治す湯へ、秋田の湯治
秋田の山の湯は、眺める湯というより治す湯。長く静かに浸かる湯治の文化が、いまも山あいで生きています。はじめてでも入りやすい四つの湯と、行く前に知っておきたいことをまとめました。
四つの湯
性格がそれぞれ違います。ブナ林の乳頭、強酸性と岩盤の玉川、山あいの小さな泥湯、噴気の後生掛。どれかひとつなら、まず乳頭から入るのが穏やかな順路です。
湯治という時間
観光の入浴が「温まって出る」なら、湯治は「体と相談しながら通う」ものです。昔から湯治は七日をひと区切りに「一回り」と数え、「三回りで本復」と言われてきました。農閑期の冬、一年働いた体を湯に預けて治す——東北の湯治場は、その暮らしの装置として生き残ってきました。

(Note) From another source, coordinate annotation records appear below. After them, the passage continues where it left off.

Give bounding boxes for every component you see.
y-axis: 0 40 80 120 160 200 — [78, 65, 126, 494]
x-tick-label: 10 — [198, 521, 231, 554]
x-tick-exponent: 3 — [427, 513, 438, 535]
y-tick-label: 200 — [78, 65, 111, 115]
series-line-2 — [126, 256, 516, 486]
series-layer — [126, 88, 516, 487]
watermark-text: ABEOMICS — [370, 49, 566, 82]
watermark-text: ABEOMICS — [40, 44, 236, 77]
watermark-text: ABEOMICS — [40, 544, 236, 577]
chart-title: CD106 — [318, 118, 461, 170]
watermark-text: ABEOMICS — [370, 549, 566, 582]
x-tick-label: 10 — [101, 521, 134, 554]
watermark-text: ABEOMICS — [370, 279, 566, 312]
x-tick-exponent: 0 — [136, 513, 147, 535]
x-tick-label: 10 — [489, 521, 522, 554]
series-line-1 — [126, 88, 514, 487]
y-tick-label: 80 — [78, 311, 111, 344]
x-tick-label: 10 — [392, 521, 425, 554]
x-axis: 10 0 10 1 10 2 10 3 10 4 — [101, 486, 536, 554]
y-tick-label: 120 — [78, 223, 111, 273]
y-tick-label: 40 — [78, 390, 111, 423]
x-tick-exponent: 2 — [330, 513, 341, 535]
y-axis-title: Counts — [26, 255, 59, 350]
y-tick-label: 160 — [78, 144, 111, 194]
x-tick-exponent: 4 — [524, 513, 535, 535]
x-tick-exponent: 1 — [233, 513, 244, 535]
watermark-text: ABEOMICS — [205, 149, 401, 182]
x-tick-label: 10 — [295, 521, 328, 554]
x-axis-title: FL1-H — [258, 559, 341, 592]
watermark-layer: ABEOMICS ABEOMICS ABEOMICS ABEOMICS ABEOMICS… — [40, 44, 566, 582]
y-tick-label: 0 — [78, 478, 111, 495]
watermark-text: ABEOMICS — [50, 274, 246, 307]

後生掛には「馬で来て下駄で帰る」という言い伝えが残っています。歩けなかった人が、歩いて帰るという意味です。湯治宿には自炊部(台所つきの長逗留の棟)と旅館部があり、廊下ですれ違う湯治客の生活の気配ごと、この文化の一部になっています。数日の滞在でなくても、この時間の流れに触れると湯の意味が変わって見えます。
泉質を読む
四つの湯は、湯の性格がはっきり違います。違いを知って回ると、湯めぐりが利き湯になります。
- 乳頭温泉郷
- 白濁の硫黄泉が看板。宿ごとに源泉が違い、同じ白でも肌ざわりが変わります。硫黄の香りは服に一日残ります——それも土産のうちです。
- 玉川温泉
- pH1.2前後、日本一の強酸性。殺菌力の強い「攻めの湯」で、源泉に近い湯船ほど強くなります。かけ湯から段階的に。
- 泥湯温泉
- 鉱泥の成分で灰色に濁る、やわらかい濁り湯。山の窪地の小さな湯治場らしい、こもるための湯。
- 後生掛温泉
- 単純硫黄泉。湯より蒸気の使い方が独特で、箱蒸しとオンドルが主役。地熱そのものに浸かる温泉。
雪の露天の実際
雪見の湯は憧れどおり良いものですが、実際には作法がいります。露天までの通路は凍るので、備え付けのサンダルで小股に歩いてください。髪は濡らすと凍るので、タオルを頭に載せるのは絵ではなく実用です。長湯より、短く入って休憩室で雪を眺める回数を重ねるほうが、体はずっと楽に温まります。
旅の組み方
公共交通なら「こまちと湯の一日」で乳頭へ。車なら「湯けむりの谷」で、小安峡から泥湯まで谷をつなげられます。
湯に入る前の心得
- 強い酸性の湯は、源泉に近い湯船ほど強くなります。かけ湯から段階的に慣らして、目と傷にはしみる前提で。
- 長湯より回数です。のぼせる前に上がって休む、を繰り返すのが湯治の基本形。
- 冬は道路も受け入れも変わる湯が多くあります。出発前のひと電話を、アクセスの一部と考えてください。